Eset reveals TorrentLocker research
Security firm Eset has published research into the TorrentLocker ransomware which has infected 40,000 victims across Europe, New Zealand and Australia.IBTimes UK

The criminal gang behind TorrentLocker have managed to infect 40,000 systems in countries like the UK, Turkey, Australia and Canada but only 570 people have paid the ransom to regain access to their files.

TorrentLocker is the latest is a series of pernicious pieces of malware known as ransomware which lock down your computer, encrypt your files and demand payment to release your personal data again.

According to new research from security firm Eset, the criminals have managed to infect almost 40,000 systems in more than 12 countries around the world, but only 570 of these have resulted in people paying the ransom in bitcoin.

In the UK, Canada, Australia Ireland, Germany and New Zealand none of those infected with the malware paid any ransom. The most ransoms were paid in Turkey, Italy, Netherlands and Spain.

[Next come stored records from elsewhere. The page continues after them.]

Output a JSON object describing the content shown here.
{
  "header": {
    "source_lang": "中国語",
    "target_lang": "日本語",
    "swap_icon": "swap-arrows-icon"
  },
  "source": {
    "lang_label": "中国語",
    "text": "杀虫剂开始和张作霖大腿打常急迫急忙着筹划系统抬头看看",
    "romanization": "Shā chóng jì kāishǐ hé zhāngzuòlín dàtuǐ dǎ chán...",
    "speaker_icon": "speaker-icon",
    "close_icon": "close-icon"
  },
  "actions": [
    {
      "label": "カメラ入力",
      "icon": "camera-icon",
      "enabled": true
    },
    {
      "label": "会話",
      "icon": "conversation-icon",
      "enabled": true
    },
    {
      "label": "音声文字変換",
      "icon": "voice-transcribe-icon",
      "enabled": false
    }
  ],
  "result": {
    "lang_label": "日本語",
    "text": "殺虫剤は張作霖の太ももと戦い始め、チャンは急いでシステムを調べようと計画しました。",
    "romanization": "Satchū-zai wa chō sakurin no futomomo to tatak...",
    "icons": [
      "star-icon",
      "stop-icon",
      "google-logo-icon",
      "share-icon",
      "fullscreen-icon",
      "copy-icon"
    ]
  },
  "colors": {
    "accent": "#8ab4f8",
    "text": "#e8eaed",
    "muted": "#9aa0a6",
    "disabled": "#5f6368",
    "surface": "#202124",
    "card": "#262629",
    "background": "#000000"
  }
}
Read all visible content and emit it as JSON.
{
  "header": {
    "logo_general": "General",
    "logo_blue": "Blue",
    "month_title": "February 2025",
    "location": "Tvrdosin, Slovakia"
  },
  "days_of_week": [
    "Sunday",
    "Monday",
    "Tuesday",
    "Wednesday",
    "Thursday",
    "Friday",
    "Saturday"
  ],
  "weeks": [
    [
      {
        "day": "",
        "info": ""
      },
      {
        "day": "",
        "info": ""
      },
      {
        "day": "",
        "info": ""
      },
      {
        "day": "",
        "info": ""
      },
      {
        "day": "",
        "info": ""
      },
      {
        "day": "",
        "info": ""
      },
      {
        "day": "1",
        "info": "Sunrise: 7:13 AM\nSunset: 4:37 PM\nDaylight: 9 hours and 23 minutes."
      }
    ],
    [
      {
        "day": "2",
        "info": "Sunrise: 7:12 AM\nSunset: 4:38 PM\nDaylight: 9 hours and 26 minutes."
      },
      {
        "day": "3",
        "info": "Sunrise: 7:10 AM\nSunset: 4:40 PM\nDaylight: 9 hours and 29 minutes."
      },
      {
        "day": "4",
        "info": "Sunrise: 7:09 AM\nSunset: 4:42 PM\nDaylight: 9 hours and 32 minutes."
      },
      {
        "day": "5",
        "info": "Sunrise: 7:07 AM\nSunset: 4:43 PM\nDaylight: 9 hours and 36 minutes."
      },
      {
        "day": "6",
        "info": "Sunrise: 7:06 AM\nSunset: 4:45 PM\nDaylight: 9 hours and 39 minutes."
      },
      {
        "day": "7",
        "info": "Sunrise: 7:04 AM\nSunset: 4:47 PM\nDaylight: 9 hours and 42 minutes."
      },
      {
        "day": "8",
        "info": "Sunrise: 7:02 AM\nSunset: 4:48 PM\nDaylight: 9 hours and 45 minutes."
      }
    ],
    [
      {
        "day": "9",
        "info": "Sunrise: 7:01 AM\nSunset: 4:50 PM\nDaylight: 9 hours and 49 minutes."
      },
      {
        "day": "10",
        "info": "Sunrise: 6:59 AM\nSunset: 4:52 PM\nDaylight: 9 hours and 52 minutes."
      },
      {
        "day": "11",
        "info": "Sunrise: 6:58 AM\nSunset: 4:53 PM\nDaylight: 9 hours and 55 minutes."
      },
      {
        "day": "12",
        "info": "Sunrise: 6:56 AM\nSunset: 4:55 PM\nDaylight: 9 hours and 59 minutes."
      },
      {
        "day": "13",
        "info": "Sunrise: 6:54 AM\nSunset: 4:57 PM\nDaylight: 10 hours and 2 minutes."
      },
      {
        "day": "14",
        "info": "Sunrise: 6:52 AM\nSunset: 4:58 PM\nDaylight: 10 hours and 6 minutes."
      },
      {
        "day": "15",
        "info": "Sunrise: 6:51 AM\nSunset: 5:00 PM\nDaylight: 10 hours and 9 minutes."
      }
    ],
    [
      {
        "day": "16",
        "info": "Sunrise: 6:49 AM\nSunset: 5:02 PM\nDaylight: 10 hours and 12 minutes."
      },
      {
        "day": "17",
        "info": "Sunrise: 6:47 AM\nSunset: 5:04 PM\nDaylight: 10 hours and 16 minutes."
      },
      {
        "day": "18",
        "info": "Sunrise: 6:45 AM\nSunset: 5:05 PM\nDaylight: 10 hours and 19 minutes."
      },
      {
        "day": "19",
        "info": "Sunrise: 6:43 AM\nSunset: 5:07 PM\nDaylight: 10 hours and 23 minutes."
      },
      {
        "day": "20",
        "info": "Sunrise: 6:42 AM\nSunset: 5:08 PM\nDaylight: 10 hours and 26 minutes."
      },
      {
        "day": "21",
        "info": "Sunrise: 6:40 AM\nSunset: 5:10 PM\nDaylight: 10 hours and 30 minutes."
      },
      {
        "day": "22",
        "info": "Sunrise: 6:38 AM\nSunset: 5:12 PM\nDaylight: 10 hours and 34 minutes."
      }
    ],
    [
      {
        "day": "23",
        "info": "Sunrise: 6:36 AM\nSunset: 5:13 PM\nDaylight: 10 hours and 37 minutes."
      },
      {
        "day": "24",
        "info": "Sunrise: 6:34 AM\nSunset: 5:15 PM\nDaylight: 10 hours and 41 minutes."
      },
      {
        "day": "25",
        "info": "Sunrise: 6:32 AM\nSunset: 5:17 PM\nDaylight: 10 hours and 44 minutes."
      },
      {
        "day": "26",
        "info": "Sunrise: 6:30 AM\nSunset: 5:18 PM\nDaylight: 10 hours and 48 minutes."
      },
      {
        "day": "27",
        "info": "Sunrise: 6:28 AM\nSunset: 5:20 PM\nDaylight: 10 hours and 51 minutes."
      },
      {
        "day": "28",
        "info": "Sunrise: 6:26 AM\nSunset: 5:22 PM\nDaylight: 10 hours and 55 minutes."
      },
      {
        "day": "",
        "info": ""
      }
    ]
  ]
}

TorrentLocker Ransomware Country infections
Countries where victims were infected with TorrentLocker ransomwareEset

However despite this seemingly low conversion rate, the criminals have managed to bag a sizeable amount of money since the ransomware first appeared in February 2014.

The criminals demand payment in bitcoin ranging from just over 2 bitcoins to just over 4 bitcoins, meaning the total (based on bitcoin's price in November) is between $292,700 (£197,193) and$585,401.

Last week in a briefing in Eset's headquarters in Bratislava, security researcher Robert Lipovsky told IBTimes UK that the bitcoin wallet being used by the criminals had seen a total of 82,000 bitcoins (worth between £16 million and £34 million) deposited in it this year, meaning the group is clearly making money from other endeavours.

According to Eset's latest research the criminal gang spreading TorrentLocker is the same as the one behind the Hesperbot family of banking trojan malware which was uncovered last year.

The identity and location of the criminals is still unknown.

Royal Mail

TorrentLocker Phishing Emails
Some of the convincing fake websites created by TorrentLocker criminalsEset

The TorrentLocker malware is spread using well-crafted phishing emails which are tailored for specific countries. In the UK the criminals send messages which look like they come from the Royal Mail, directing victims to visit a fake website which even has a working Captcha feature to add to the look of authenticity.

Infections have been found in Austria, Canada, Czech Republic, Italy, Ireland, France, Germany, Netherlands, New Zealand, Spain, Turkey and the United Kingdom.

In total 39,670 ransom demands were made with more than 280 million documents encrypted. However just 1.44% of those infected have actually paid up, totalling 570 victims.

Turkey is the country with the most infections (11,700) and the country which has paid the most ransoms (228) followed by Australia which has seen more than 9,400 infections - however no one in Australia has paid the ransom according to Eset's research.

ESET researcher Marc-Etienne M. Léveillé who published the research, said that the criminals are adapting their methods once certain aspects of TorrentLocker has been made public:

"The attackers have been reacting to online reports by defeating Indicators of Compromise used for detection of the malware and changing the way they use Advanced Encryption Standards (AES) from Counter mode (CTR) to Cipher block chaining mode (CBC) after a method for extracting the key stream was disclosed."